そういったことを考慮していくと、想定すべきケースは無限に細かくなり、大雑把な解説のつもりがいくらでも具体的な個別論になってしまいかねません。

そこで、この場で解説できるのは本当に概説的な一般論でしかないのですが、それでもお墓というものにあまり馴染みのないお客様にはいくらかお役に立てるかと思い、少しご説明しようかという次第であります。

お墓はいつ建ててもいい、と申し上げたばかりで恐縮なのですが、やはりお墓を建てようかと検討なさる方は、「節目」というものを意識されるものだと思います。

慣習的なことを言えば、百箇日とか一周忌、三回忌といったところになります。

普通、お墓を準備するには二か月程度のお時間は見込んでいただきたいので、亡くなられてから満中陰(四十九日)までにお墓を建てるというのは、急ぎすぎ、という印象にはなってきますかね。

それから、故人のご命日とは関係のない節目となると、春秋のお彼岸、亡くなられてからの初盆なども一つの目途になるかと考えられます。

個人的な経験から言いますと、一周忌頃を目安としてお墓を検討なさる方が最も多いような印象を持っております。

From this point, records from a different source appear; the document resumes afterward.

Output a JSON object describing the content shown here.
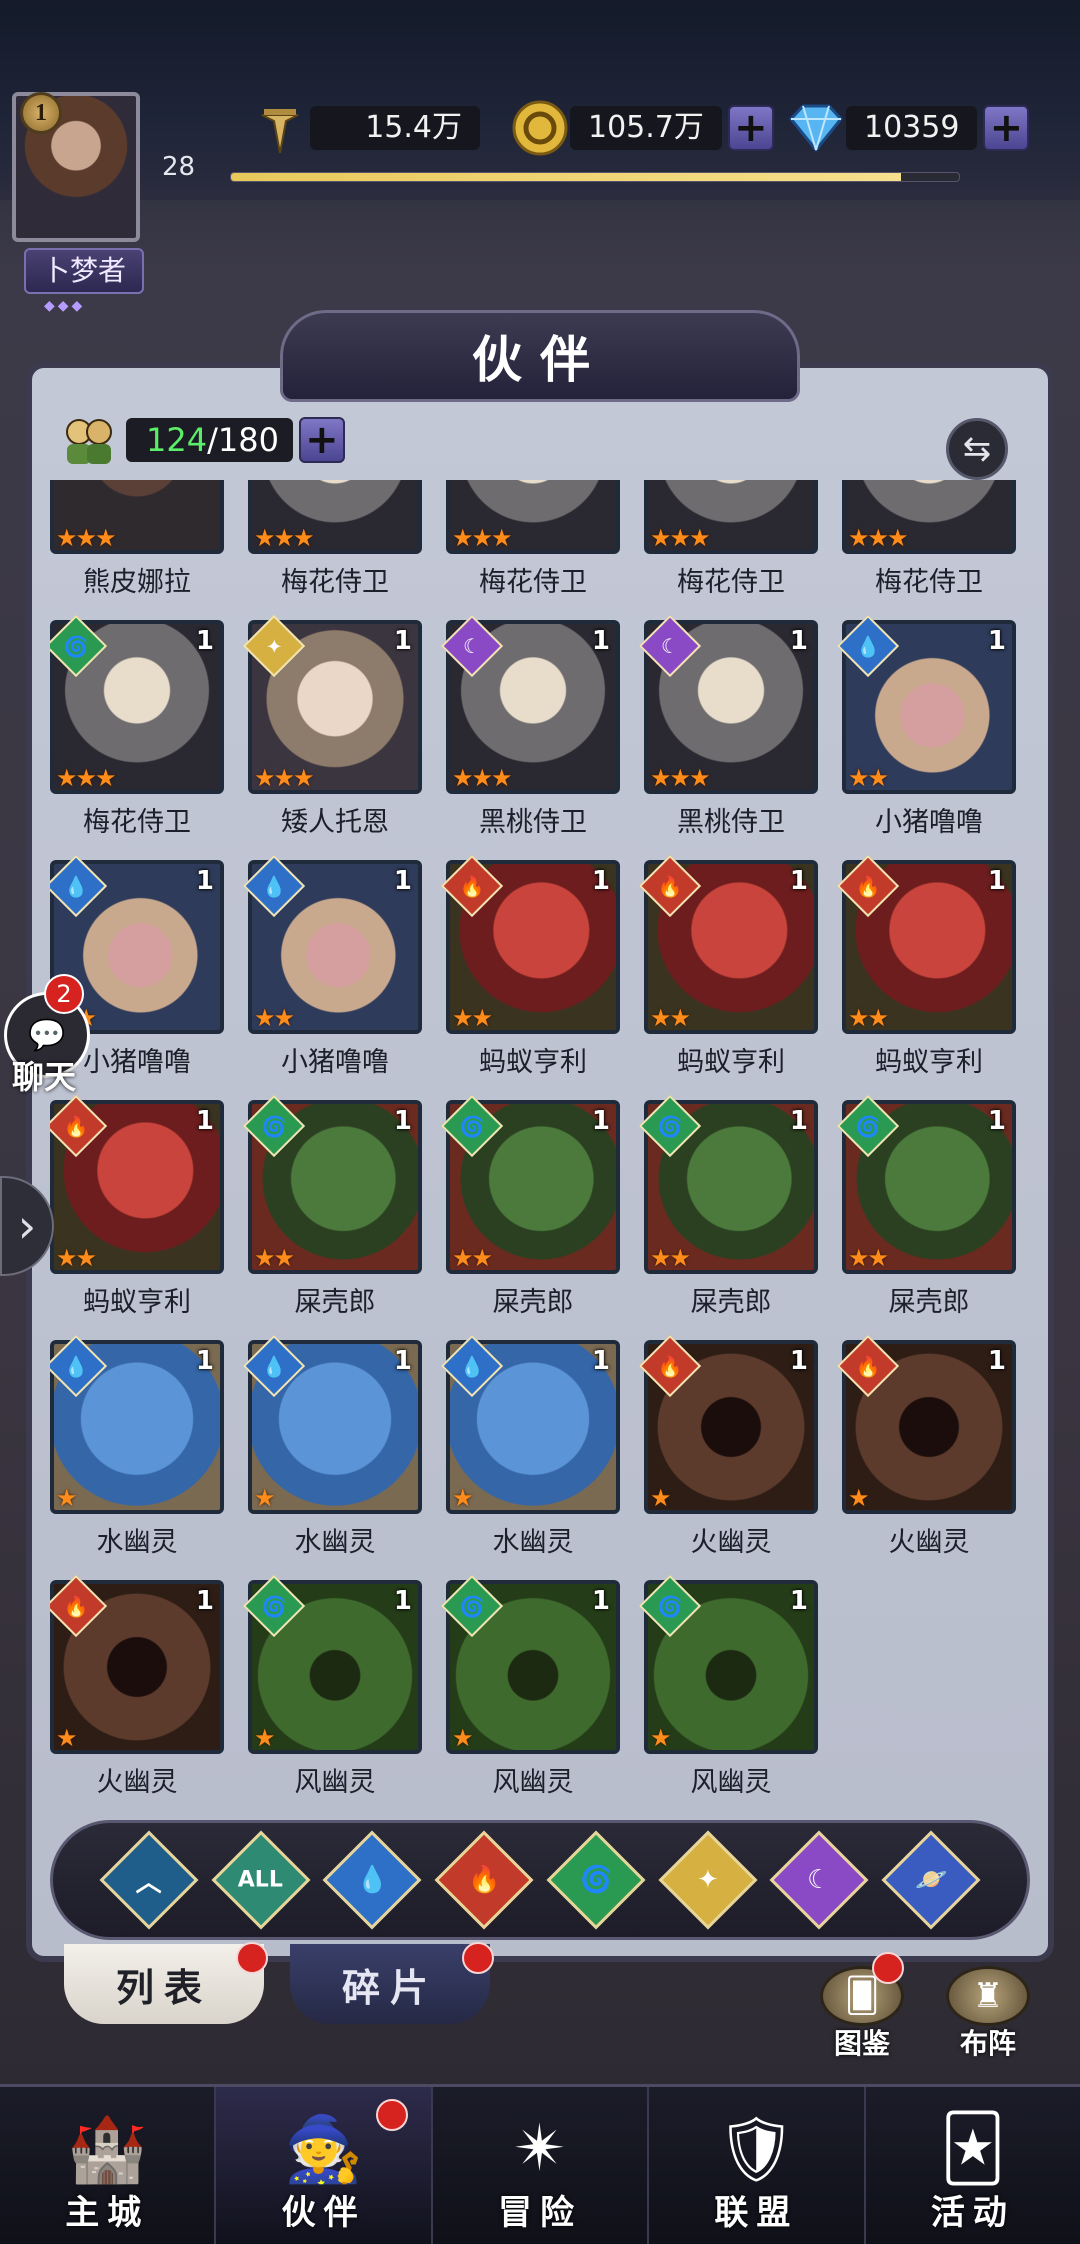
{
  "player": {
    "avatar_level": "1",
    "title": "卜梦者",
    "level": "28",
    "xp_fraction": 0.92
  },
  "resources": {
    "power": "15.4万",
    "gold": "105.7万",
    "diamonds": "10359"
  },
  "page": {
    "title": "伙伴"
  },
  "roster": {
    "owned": "124",
    "capacity": "/180"
  },
  "heroes": [
    {
      "name": "熊皮娜拉",
      "element": "",
      "portrait": "bear",
      "stars": "★★★",
      "level": ""
    },
    {
      "name": "梅花侍卫",
      "element": "",
      "portrait": "knight",
      "stars": "★★★",
      "level": ""
    },
    {
      "name": "梅花侍卫",
      "element": "",
      "portrait": "knight",
      "stars": "★★★",
      "level": ""
    },
    {
      "name": "梅花侍卫",
      "element": "",
      "portrait": "knight",
      "stars": "★★★",
      "level": ""
    },
    {
      "name": "梅花侍卫",
      "element": "",
      "portrait": "knight",
      "stars": "★★★",
      "level": ""
    },
    {
      "name": "梅花侍卫",
      "element": "wind",
      "portrait": "knight",
      "stars": "★★★",
      "level": "1"
    },
    {
      "name": "矮人托恩",
      "element": "light",
      "portrait": "dwarf",
      "stars": "★★★",
      "level": "1"
    },
    {
      "name": "黑桃侍卫",
      "element": "dark",
      "portrait": "knight",
      "stars": "★★★",
      "level": "1"
    },
    {
      "name": "黑桃侍卫",
      "element": "dark",
      "portrait": "knight",
      "stars": "★★★",
      "level": "1"
    },
    {
      "name": "小猪噜噜",
      "element": "water",
      "portrait": "pig",
      "stars": "★★",
      "level": "1"
    },
    {
      "name": "小猪噜噜",
      "element": "water",
      "portrait": "pig",
      "stars": "★★",
      "level": "1"
    },
    {
      "name": "小猪噜噜",
      "element": "water",
      "portrait": "pig",
      "stars": "★★",
      "level": "1"
    },
    {
      "name": "蚂蚁亨利",
      "element": "fire",
      "portrait": "fire",
      "stars": "★★",
      "level": "1"
    },
    {
      "name": "蚂蚁亨利",
      "element": "fire",
      "portrait": "fire",
      "stars": "★★",
      "level": "1"
    },
    {
      "name": "蚂蚁亨利",
      "element": "fire",
      "portrait": "fire",
      "stars": "★★",
      "level": "1"
    },
    {
      "name": "蚂蚁亨利",
      "element": "fire",
      "portrait": "fire",
      "stars": "★★",
      "level": "1"
    },
    {
      "name": "屎壳郎",
      "element": "wind",
      "portrait": "wind",
      "stars": "★★",
      "level": "1"
    },
    {
      "name": "屎壳郎",
      "element": "wind",
      "portrait": "wind",
      "stars": "★★",
      "level": "1"
    },
    {
      "name": "屎壳郎",
      "element": "wind",
      "portrait": "wind",
      "stars": "★★",
      "level": "1"
    },
    {
      "name": "屎壳郎",
      "element": "wind",
      "portrait": "wind",
      "stars": "★★",
      "level": "1"
    },
    {
      "name": "水幽灵",
      "element": "water",
      "portrait": "water",
      "stars": "★",
      "level": "1"
    },
    {
      "name": "水幽灵",
      "element": "water",
      "portrait": "water",
      "stars": "★",
      "level": "1"
    },
    {
      "name": "水幽灵",
      "element": "water",
      "portrait": "water",
      "stars": "★",
      "level": "1"
    },
    {
      "name": "火幽灵",
      "element": "fire",
      "portrait": "ghostfire",
      "stars": "★",
      "level": "1"
    },
    {
      "name": "火幽灵",
      "element": "fire",
      "portrait": "ghostfire",
      "stars": "★",
      "level": "1"
    },
    {
      "name": "火幽灵",
      "element": "fire",
      "portrait": "ghostfire",
      "stars": "★",
      "level": "1"
    },
    {
      "name": "风幽灵",
      "element": "wind",
      "portrait": "ghostwind",
      "stars": "★",
      "level": "1"
    },
    {
      "name": "风幽灵",
      "element": "wind",
      "portrait": "ghostwind",
      "stars": "★",
      "level": "1"
    },
    {
      "name": "风幽灵",
      "element": "wind",
      "portrait": "ghostwind",
      "stars": "★",
      "level": "1"
    }
  ],
  "element_glyphs": {
    "fire": "🔥",
    "wind": "🌀",
    "water": "💧",
    "dark": "☾",
    "light": "✦"
  },
  "chat": {
    "badge": "2",
    "label": "聊天"
  },
  "filters": [
    {
      "key": "up",
      "glyph": "︿"
    },
    {
      "key": "all",
      "glyph": "ALL"
    },
    {
      "key": "water",
      "glyph": "💧"
    },
    {
      "key": "fire",
      "glyph": "🔥"
    },
    {
      "key": "wind",
      "glyph": "🌀"
    },
    {
      "key": "light",
      "glyph": "✦"
    },
    {
      "key": "dark",
      "glyph": "☾"
    },
    {
      "key": "planet",
      "glyph": "🪐"
    }
  ],
  "tabs": {
    "list": "列表",
    "shards": "碎片"
  },
  "side_buttons": {
    "codex": "图鉴",
    "formation": "布阵"
  },
  "nav": [
    {
      "label": "主城",
      "icon": "castle-icon",
      "glyph": "🏰",
      "active": false,
      "dot": false
    },
    {
      "label": "伙伴",
      "icon": "wizard-hat-icon",
      "glyph": "🧙",
      "active": true,
      "dot": true
    },
    {
      "label": "冒险",
      "icon": "compass-icon",
      "glyph": "✴",
      "active": false,
      "dot": false
    },
    {
      "label": "联盟",
      "icon": "shield-icon",
      "glyph": "🛡",
      "active": false,
      "dot": false
    },
    {
      "label": "活动",
      "icon": "cards-icon",
      "glyph": "🃏",
      "active": false,
      "dot": false
    }
  ],
  "colors": {
    "accent_purple": "#5a52a6",
    "count_green": "#5cee6a",
    "notify_red": "#d7231f"
  }
}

あとは、以前は初盆というのもかなり重要な節目として理解されていたように思うのですが、なにしろ昨今は夏場の猛暑がものすごいので、お盆のお墓仕事というのが少しずつ別の時期にシフトしているのかな、という気もします。

春秋のお彼岸、それに離れて暮らしているご家族親戚が揃ってお墓の法要に立ち会いやすいという意味で、最近はゴールデンウィークなどの連休に開眼できるように、というご予定を立てられる方も多いです。

いずれにせよ、ご家族や関係される方々で話し合って、納得のいく日程で進められるのが一番なのは間違いありません。

それから、大安や仏滅などですが、暦の上での六曜というのが、縁起を占うために流行りだしたのは江戸時代になってからだそうですね。

今でも結婚式では仏滅を避けたり、お葬式は友引の日を外したり、といったことは根強いのではないかと思われます。

と言っても、最近では結婚式の仏滅割引といったことも聞きますし、こういったあたりでも合理化が進んでいるのかもしれません。

大安や仏滅を気にするというのも、一つの文化と言えないこともないので、まったく顧みられなくなれば寂しいことだな、と感じたりもしますが、過度に気にする必要はないということなのでしょう。

お墓の場合も、お客様から特別のご指示を賜らない限り、仏滅を避けて工事をするというようなことはありません。

ちなみに「お墓を建てるのに」ということで、開眼法要の日取りの話と、実際の施工の日程の話とを一緒にして進めてまいりましたが、基本的に重要なのは開眼法要だとお考え下さい。

開眼法要というのは、眼を開くというその名の通り、出来上がった石塔の前で法要を行ない、魂を入れる儀式のことです。

開眼法要を〇月〇日に行なう、ということがお客様から伝えられれば、その日に間に合うように業者は施工に取り掛かります。

そして開眼法要の日とされるのは、一周忌やお彼岸のどこかになるようなケースが多い、ということですね。

もっとも、繰り返しになりますが、この日でなければいけない、という日があるわけではありません。

お墓というのは、故人を思う気持ちで建てるものですので、ご家族ご親戚をはじめ、亡くなった人を追悼しようという方々のご相談によって、この時期にお墓を建てようと決めていただくのが一番です。

供養に最も大切なのはお気持ちですし、我々もその気持ちに沿って仕事をしたいといつも考えております。